After years of honing its construction skills at home, China is now deploying them abroad, including a series of hydroelectric dams.
However, this version of foreign aid has Chinese characteristics:
China has a different view when it comes to labor and environmental strictures. To staff overseas projects, Chinese companies have flown in their own workers by the thousands, drawing complaints that they are doing little to create local jobs. Safety standards have been uneven.
And Beijing continues to export polluting technologies like coal-fired power plants, even as such projects have become unpopular in China.
Western governments and multinationals generally steer clear of politically volatile countries. The Chinese government has been less skittish, lending heavily to nations like Venezuela, Nigeria and Zimbabwe.
But China’s lending is not usually largess. Countries that run into financial trouble must renegotiate their loans, putting them deeper into debt. Sometimes projects are left in limbo.
As both the British and Americans found there’s more to building countries than roads, dams, and bridges. For one thing infrastructure in a box of the sort that the Chinese have been producing does not leave behind people with the skills to improve or maintain the structures built including the organizational skills.
The British left systems of civic infrastructure behind them that resulted in their colonies becoming more prosperous than their neighbors. The infrastructure that the Spanish left behind them retarded the development of their former colonies.
I suspect that the Chinese will find that there’s more to making friends than building dams. As Sam Clemens put it, the difference between a man and a dog is that if you feed a dog and make him prosperous, he won’t bite you. What happens when you feed the dog but don’t make him prosperous?
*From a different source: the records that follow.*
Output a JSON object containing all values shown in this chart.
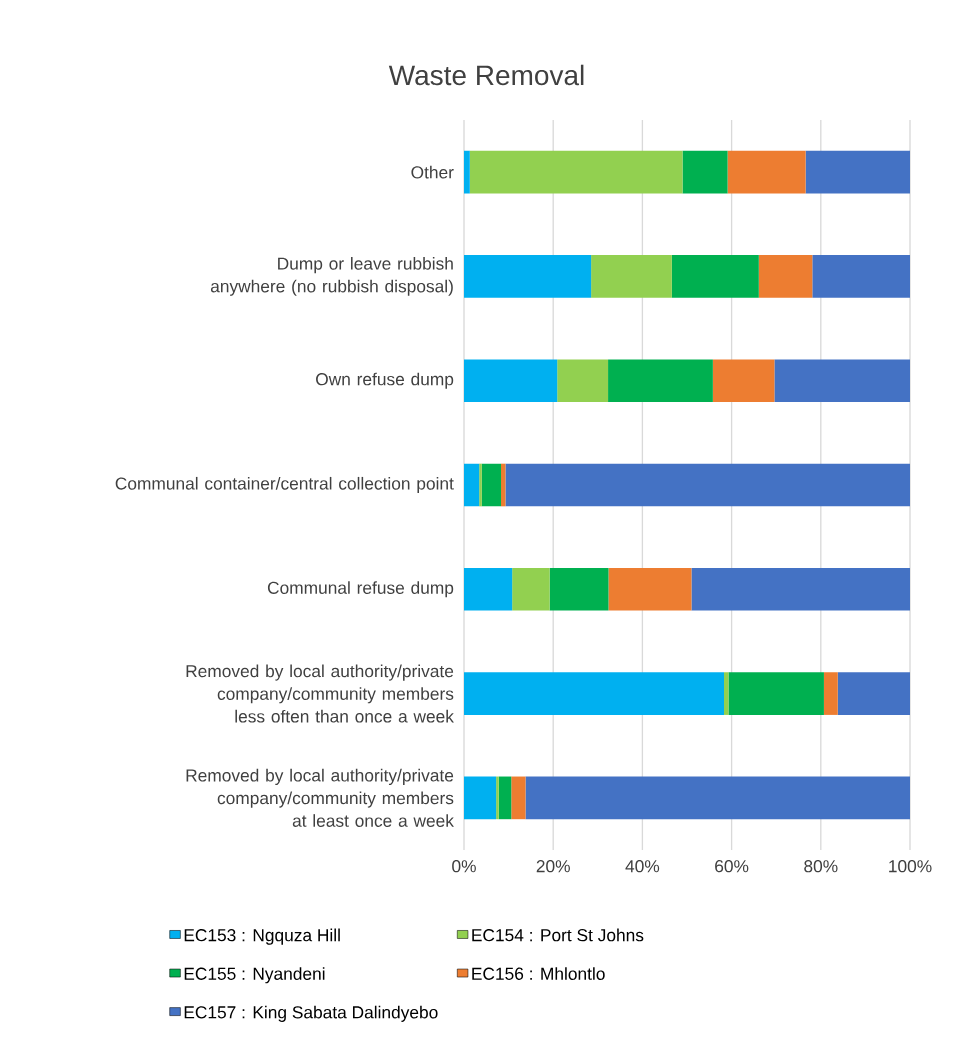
{
  "chart_data": {
    "type": "bar",
    "orientation": "horizontal",
    "stacked": true,
    "title": "Waste Removal",
    "categories": [
      "Other",
      "Dump or leave rubbish anywhere (no rubbish disposal)",
      "Own refuse dump",
      "Communal container/central collection point",
      "Communal refuse dump",
      "Removed by local authority/private company/community members less often than once a week",
      "Removed by local authority/private company/community members at least once a week"
    ],
    "series": [
      {
        "name": "EC153 : Ngquza Hill",
        "color": "#00b0f0",
        "values": [
          1.3,
          28.5,
          20.9,
          3.4,
          10.8,
          58.3,
          7.2
        ]
      },
      {
        "name": "EC154 : Port St Johns",
        "color": "#92d050",
        "values": [
          47.7,
          18.1,
          11.4,
          0.6,
          8.4,
          1.0,
          0.6
        ]
      },
      {
        "name": "EC155 : Nyandeni",
        "color": "#00b050",
        "values": [
          10.1,
          19.5,
          23.5,
          4.3,
          13.2,
          21.4,
          2.8
        ]
      },
      {
        "name": "EC156 : Mhlontlo",
        "color": "#ed7d31",
        "values": [
          17.5,
          12.0,
          13.8,
          1.0,
          18.6,
          3.1,
          3.2
        ]
      },
      {
        "name": "EC157 : King Sabata Dalindyebo",
        "color": "#4472c4",
        "values": [
          23.4,
          21.9,
          30.4,
          90.7,
          49.0,
          16.2,
          86.2
        ]
      }
    ],
    "xlim": [
      0,
      100
    ],
    "xticks": [
      {
        "value": 0,
        "label": "0%"
      },
      {
        "value": 20,
        "label": "20%"
      },
      {
        "value": 40,
        "label": "40%"
      },
      {
        "value": 60,
        "label": "60%"
      },
      {
        "value": 80,
        "label": "80%"
      },
      {
        "value": 100,
        "label": "100%"
      }
    ],
    "grid": "x",
    "legend": "bottom"
  }
}
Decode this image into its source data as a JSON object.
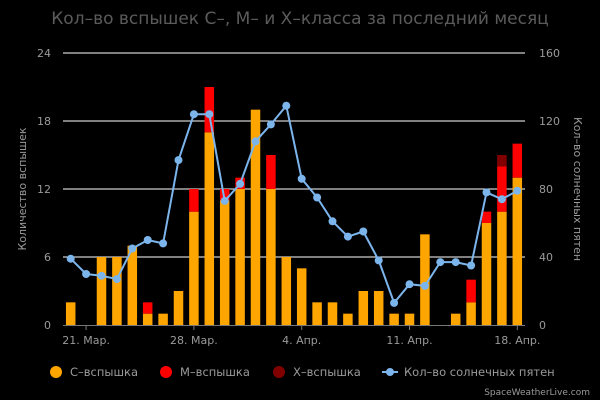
{
  "chart_data": {
    "type": "bar",
    "title": "Кол–во вспышек C–, M– и X–класса за последний месяц",
    "ylabel_left": "Количество вспышек",
    "ylabel_right": "Кол–во солнечных пятен",
    "ylim_left": [
      0,
      24
    ],
    "ylim_right": [
      0,
      160
    ],
    "yticks_left": [
      0,
      6,
      12,
      18,
      24
    ],
    "yticks_right": [
      0,
      40,
      80,
      120,
      160
    ],
    "x_tick_labels": [
      {
        "index": 1,
        "label": "21. Мар."
      },
      {
        "index": 8,
        "label": "28. Мар."
      },
      {
        "index": 15,
        "label": "4. Апр."
      },
      {
        "index": 22,
        "label": "11. Апр."
      },
      {
        "index": 29,
        "label": "18. Апр."
      }
    ],
    "categories": [
      0,
      1,
      2,
      3,
      4,
      5,
      6,
      7,
      8,
      9,
      10,
      11,
      12,
      13,
      14,
      15,
      16,
      17,
      18,
      19,
      20,
      21,
      22,
      23,
      24,
      25,
      26,
      27,
      28,
      29
    ],
    "series": [
      {
        "name": "C–вспышка",
        "color": "#FFA500",
        "values": [
          2,
          0,
          6,
          6,
          7,
          1,
          1,
          3,
          10,
          17,
          11,
          12,
          19,
          12,
          6,
          5,
          2,
          2,
          1,
          3,
          3,
          1,
          1,
          8,
          0,
          1,
          2,
          9,
          10,
          13
        ]
      },
      {
        "name": "M–вспышка",
        "color": "#FF0000",
        "values": [
          0,
          0,
          0,
          0,
          0,
          1,
          0,
          0,
          2,
          4,
          1,
          1,
          0,
          3,
          0,
          0,
          0,
          0,
          0,
          0,
          0,
          0,
          0,
          0,
          0,
          0,
          2,
          1,
          4,
          3
        ]
      },
      {
        "name": "X–вспышка",
        "color": "#800000",
        "values": [
          0,
          0,
          0,
          0,
          0,
          0,
          0,
          0,
          0,
          0,
          0,
          0,
          0,
          0,
          0,
          0,
          0,
          0,
          0,
          0,
          0,
          0,
          0,
          0,
          0,
          0,
          0,
          0,
          1,
          0
        ]
      },
      {
        "name": "Кол–во солнечных пятен",
        "color": "#7CB5EC",
        "type": "line",
        "axis": "right",
        "values": [
          39,
          30,
          29,
          27,
          45,
          50,
          48,
          97,
          124,
          124,
          73,
          83,
          108,
          118,
          129,
          86,
          75,
          61,
          52,
          55,
          38,
          13,
          24,
          23,
          37,
          37,
          35,
          78,
          74,
          79
        ]
      }
    ],
    "legend_position": "bottom"
  },
  "credit": "SpaceWeatherLive.com"
}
I can only speculate that there must be much more to China’s “Belt and Road” strategy than meets the eye, domestic objectives opaque to us.
Interesting China claim from Kling’s blog that I did not know.
“Andreas Kern and Cora Jungbluth write,
Driven by an almost uninterrupted property boom, household debt has exploded. China’s home ownership is now the highest in the world at 89.68 %, rising from almost zero two decades ago.”
Where are they getting the money to do all of this building?
Steve
In practice China only has one bank and it’s issuing lots of credit.
Yes, but only if your social credit score is high. This is interesting to watch develop. Most societies have internal forms of social control that have developed naturally. China’s experiment would be Ok if it kept it’s criteria within normal limits, but that I doubt. Mission creep will likely make China resemble North Korea with tearful Chinese professing their undying love of Chairman, President, General General Secretary Xi . He seems to have consolidated control. Soon there will be no legal Muslims or Christians there. Xi’s only 65 and may have 20 years left if he takes care of himself.
My next thought is that this looks like a recipe for revolution, but they are Asian, and they seem to have a history of accepting this kind of thing.